THE STATE OF TEXAS, Appellee

 

 

On Appeal from the 21st District Court

Washington County, Texas

Trial Court Cause No. 15,674

 

 

MEMORANDUM  OPINION

Appellant entered an open plea of guilty to evading arrest with a motor vehicle, a state jail felony, in cause number 15,674.  Appellant elected to have the jury assess punishment.  In the companion case, cause number 15,675, appellant entered a plea of not guilty to possession or transport of chemicals with the intent to manufacture a controlled substance.  The same jury heard both cases.  The jury acquitted appellant in the companion case.  On May 18, 2010, pursuant to his plea on the evading arrest charge, the jury found appellant guilty in cause number 15,674, sentenced him to confinement for two years in the State Jail Division of the Texas Department of Criminal Justice, and assessed a $10,000 fine.  Appellant filed motion for new trial, which was overruled by operation of law.  Appellant filed a timely notice of appeal. 

Appellant’s appointed counsel filed a brief in which he concludes the appeal is wholly frivolous and without merit.  The brief meets the requirement of Anders v. California, 386 U.S. 738, 87 S.Ct. 1396 (1967), by presenting a professional evaluation of the record and demonstrating why there are no arguable grounds to be advanced.  See High v. State, 573 S.W.2d 807 (Tex. Crim. App. 1978).

A copy of counsel’s brief was delivered to appellant.  Appellant was advised of the right to examine the appellate record and file a pro se response.  See Stafford v. State, 813 S.W.2d 503, 510 (Tex. (Tex. Crim. App. 1991).  As of this date, more than 45 days has passed and no pro se response has been filed.

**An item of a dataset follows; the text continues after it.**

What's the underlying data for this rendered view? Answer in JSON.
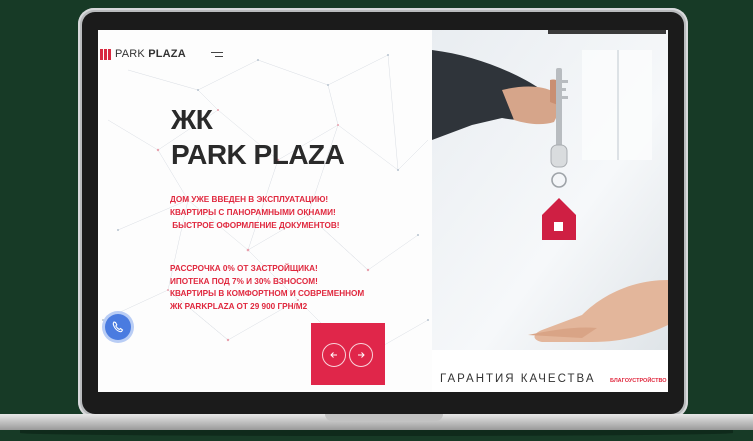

We have carefully reviewed the record and counsel’s brief and agree the appeal is wholly frivolous and without merit.  Further, we find no reversible error in the record.  We are not to address the merits of each claim raised in an Anders brief or a pro se response when we have determined there are no arguable grounds for review.  See Bledsoe v. State, 178 S.W.3d 824, 827–28 (Tex. Crim. App. 2005).

Accordingly, the judgment of the trial court is affirmed.

 

PER CURIAM

 

Panel consists of Justices Seymore, Boyce and Christopher.

Do Not Publish — Tex. R. App. P. 47.2(b).